KOMPAS.com - Garuda Indonesia, menjadi kebanggaan masyarakat Indonesia karena menjadi satu-satunya maskapai pelat merah yang dinilai sukses memperkenalkan maskapai dengan pelayanan prima di dunia intnernasional.
Garuda Indonesia juga langganan penghargaan dari Skytrax, lembaga pelaksana riset bergengsi di dunia penerbangan.
Terakhir, Garuda Indonesia menyabet penghargaan sebagai kru awak kabin terbaik.
Namun, memasuki tahun 2019, gonjang-ganjing seperti tiada henti menimpa salah satu BUMN yang bergerak di jasa penerbangan ini.

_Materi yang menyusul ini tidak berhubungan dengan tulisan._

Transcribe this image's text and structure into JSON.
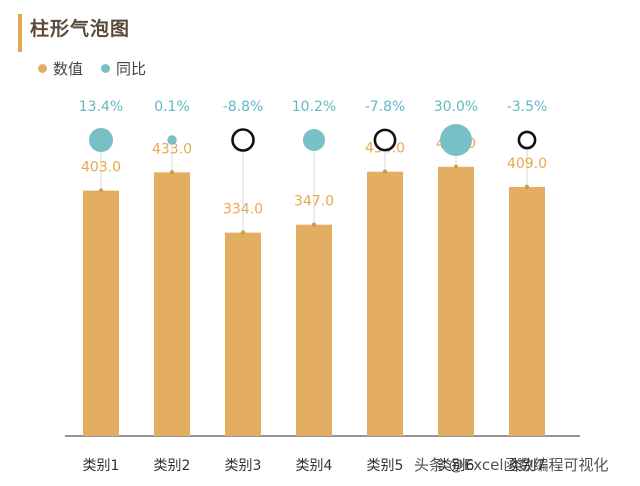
{
  "title": "柱形气泡图",
  "legend": [
    {
      "label": "数值",
      "color": "#e3ae62"
    },
    {
      "label": "同比",
      "color": "#78bfc6"
    }
  ],
  "watermark": "头条 @Excel函数编程可视化",
  "colors": {
    "bar": "#e3ae62",
    "bar_label": "#e8a94a",
    "bubble_positive": "#78bfc6",
    "bubble_negative_stroke": "#111111",
    "pct_label": "#62b9c4",
    "axis": "#555555",
    "category_label": "#333333"
  },
  "chart_data": {
    "type": "bar",
    "title": "柱形气泡图",
    "categories": [
      "类别1",
      "类别2",
      "类别3",
      "类别4",
      "类别5",
      "类别6",
      "类别7"
    ],
    "series": [
      {
        "name": "数值",
        "values": [
          403.0,
          433.0,
          334.0,
          347.0,
          434.0,
          442.0,
          409.0
        ],
        "labels": [
          "403.0",
          "433.0",
          "334.0",
          "347.0",
          "434.0",
          "442.0",
          "409.0"
        ]
      },
      {
        "name": "同比",
        "values": [
          0.134,
          0.001,
          -0.088,
          0.102,
          -0.078,
          0.3,
          -0.035
        ],
        "labels": [
          "13.4%",
          "0.1%",
          "-8.8%",
          "10.2%",
          "-7.8%",
          "30.0%",
          "-3.5%"
        ]
      }
    ],
    "ylim": [
      0,
      560
    ],
    "grid": false,
    "legend_position": "top-left"
  }
}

Sebenarnya di tahun 2019, ada harapan Garuda Indonesia bisa membaik baik dari segi manajemen hingga keuangan yang tercatat defisit.
Di akhir tahun 2018, maskapai ini mencoba membuka lembaran baru dengan manajemen baru setelah pimpinan Garuda Indonesia saat itu, Emirsyah Satar, kedapatan melakukan praktik korupsi dan ditahan oleh Komisi Pemberantasan Korupsi (KPK).
Baca juga: KPK: Belum Selesai Kasus Emirsyah, Sudah Ada Lagi Perkara Harley di Garuda
Emirsyah Satar disebut melakukan Tindak Pidana Pencucian Uang (TPPU) dan ditahan pada 7 Agustus 2018 lalu.
Setelah penahanan Emirsyah Satar, Menteri BUMN saat itu, Rini Soemarno menunjuk I Gusti Ngurah Askhara Danadiputra atau yang baisa disebut Ari Askhara sebagai pilot utama PT Garuda Indonesia.
Keberadaan Ari memupuk harapan maskapai itu untuk memperbaiki diri.
Namun, alih-alih membereskan masalah-masalah di Garuda Indonesia, langkah pertama Ari Ashkara memalsukan laporan keuangan tahun 2018 justru membuka catatan buruk Garuda Indonesia yang terus berjalan di tahun 2019.
Berikut sederet kasus besar Garuda Indonesia di tahun 2019:
1. Laporan keuangan janggal
Kejanggalan laporan keuangan Garuda Indonesia mencuat ke publik setelah laporan keuangan tersebut mencatat Garuda Indonesia meraih laba bersih sebesar Rp 11 miliar.
Deputi Komisioner Pengawas Pasar Modal II OJK, Fahri Hilmi menyebut telah ditemukan kesalahan penghitungan dari akuntan yang dipilih Garuda Indonesia karena tidak sesuai dengan standar akuntansi.
Bukannya untung, malah justru menjadi buntung.
Akibat kecurangan penghitungan tersebut, Garuda Indonesia harus membayar denda ke Otoritas Jasa Keuangan (OJK) sebesar Rp 100 juta sebagai sanksi administrasi.
Keuntungan itu diklaim didapat dari kontrak kerja sama penyediaan layanan konektivitas wifi dalam penerbangan dan hiburan pesawat dari PT Mahata Aero Teknologi.
Baca juga: Kemenkeu: Ada Dugaan Hasil Audit Laporan Keuangan Garuda Tak Sesuai Standar Akuntasi
Namun, keuntungan itu masih berbentuk piutang.
“Iya (jadi dianggap rugi) konsekuensinya,” ujar Fahri di Jakarta, Jumat (28/6/2019).
Atas dasar itu, Fahri meminta Garuda memperbaiki laporan keuangannya dalam waktu 14 hari. Setelah diperbaiki, laporan keuangan itu diminta diungkap ke publik.
2. Dugaan kartel tiket pesawat
Masalah laporan keuangan belum selesai, permasalahan lain datang terkait harga tiket pesawat.